A YouTube spokesman downplayed broadcast channel strategy as relayed by the Journal but didn’t deny its ambition, noting:
“YouTube saw incredible growth in 2010 and we’re excited about the future. We are always working on updating the site and improving the general user experience and interface. We do not, however, have any plans to dramatically change the site’s design in the near future.”
A source familiar with YouTube’s plans said the site’s unabashed goal is to evolve from users watching 15 minutes of YouTube content per day to consuming 5 hours of the site per day, boosting the site’s ad-serving opportunities.
This would indicate YouTube is gunning for many of the same viewers currently wed to conventional TV broadcast stations such as CBS, ABC and NBC, as well as cable television channels HBO, Cinemax and Showtime. Hulu, Amazon.com and Netflix are also targeting users with Web video content.
Several signs point to the original content broadcast direction. Two years ago, YouTube announced a new destination for television shows and an improved destination for movies on YouTube, where partners like Crackle, CBS, MGM, Lionsgate, Starz show content.
More recently, Google launched its Google TV service last fall, with YouTube touting its Leanback application on Google TV as a way to show users continuous video clips without forcing them to click a button after each video has played.
YouTube in March also began airing “Girl Walks into a Bar,” its “first feature-length film created specifically for the Internet,” which people can watch free on the site’s YouTube Screening Room channel.
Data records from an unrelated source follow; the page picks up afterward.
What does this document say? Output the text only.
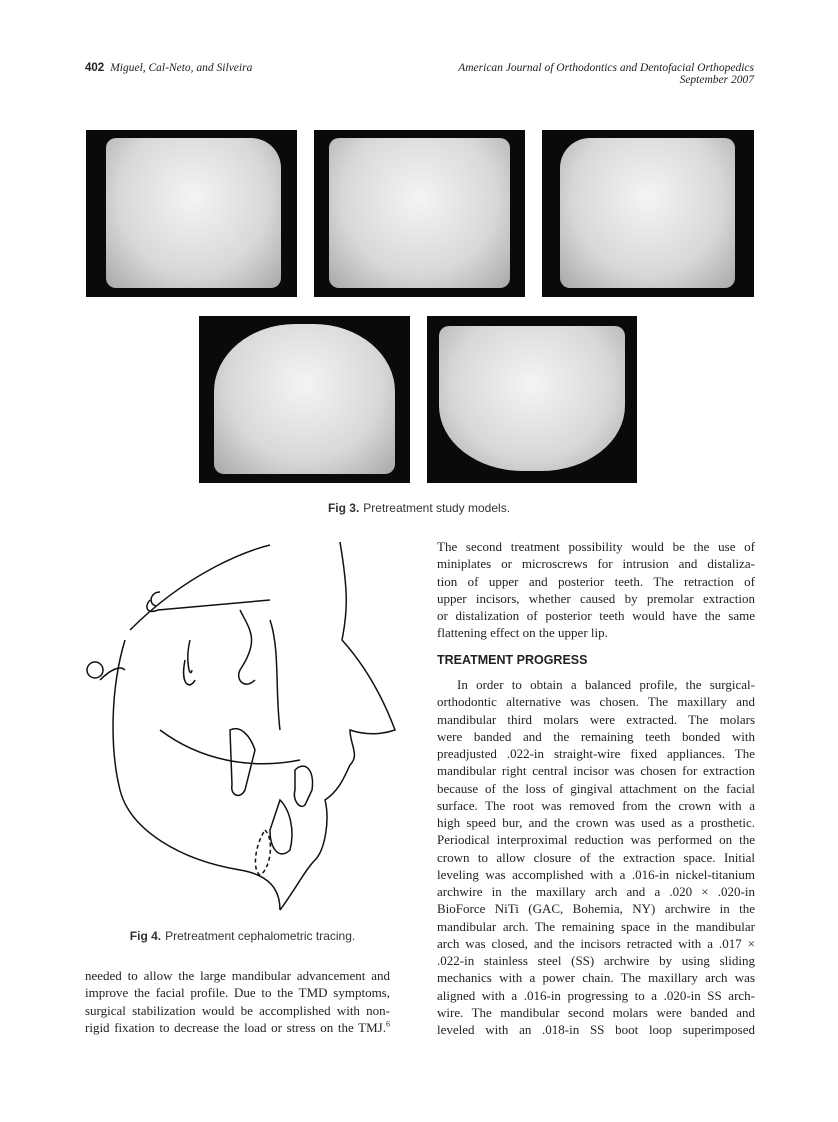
402 Miguel, Cal-Neto, and Silveira	American Journal of Orthodontics and Dentofacial Orthopedics
September 2007
Fig 3. Pretreatment study models.
Fig 4. Pretreatment cephalometric tracing.
needed to allow the large mandibular advancement and
improve the facial profile. Due to the TMD symptoms,
surgical stabilization would be accomplished with non-
rigid fixation to decrease the load or stress on the TMJ.$^6$
The second treatment possibility would be the use of
miniplates or microscrews for intrusion and distaliza-
tion of upper and posterior teeth. The retraction of
upper incisors, whether caused by premolar extraction
or distalization of posterior teeth would have the same
flattening effect on the upper lip.
TREATMENT PROGRESS
In order to obtain a balanced profile, the surgical-
orthodontic alternative was chosen. The maxillary and
mandibular third molars were extracted. The molars
were banded and the remaining teeth bonded with
preadjusted .022-in straight-wire fixed appliances. The
mandibular right central incisor was chosen for extraction
because of the loss of gingival attachment on the facial
surface. The root was removed from the crown with a
high speed bur, and the crown was used as a prosthetic.
Periodical interproximal reduction was performed on the
crown to allow closure of the extraction space. Initial
leveling was accomplished with a .016-in nickel-titanium
archwire in the maxillary arch and a .020 × .020-in
BioForce NiTi (GAC, Bohemia, NY) archwire in the
mandibular arch. The remaining space in the mandibular
arch was closed, and the incisors retracted with a .017 ×
.022-in stainless steel (SS) archwire by using sliding
mechanics with a power chain. The maxillary arch was
aligned with a .016-in progressing to a .020-in SS arch-
wire. The mandibular second molars were banded and
leveled with an .018-in SS boot loop superimposed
Now, of course, comes Live streaming, which will provide even more broadcast content for users. It’s important to note that YouTube isn’t producing the content the way broadcast networks and cable channels do.
Rather, it is serving as an outlet for others to do so — a massively scaling medium for Internet-fueled TV in the living room. YouTube will make money from this endeavor the way it always has: by serving millions of display ads against the content.
Imagine what the ad-serving YouTube could do if consumers are watching 5 hours of YouTube a day. It’s worked for TV broadcasters and advertisers, and YouTube wants a piece as consumers’ Web-based broadcast station of choice.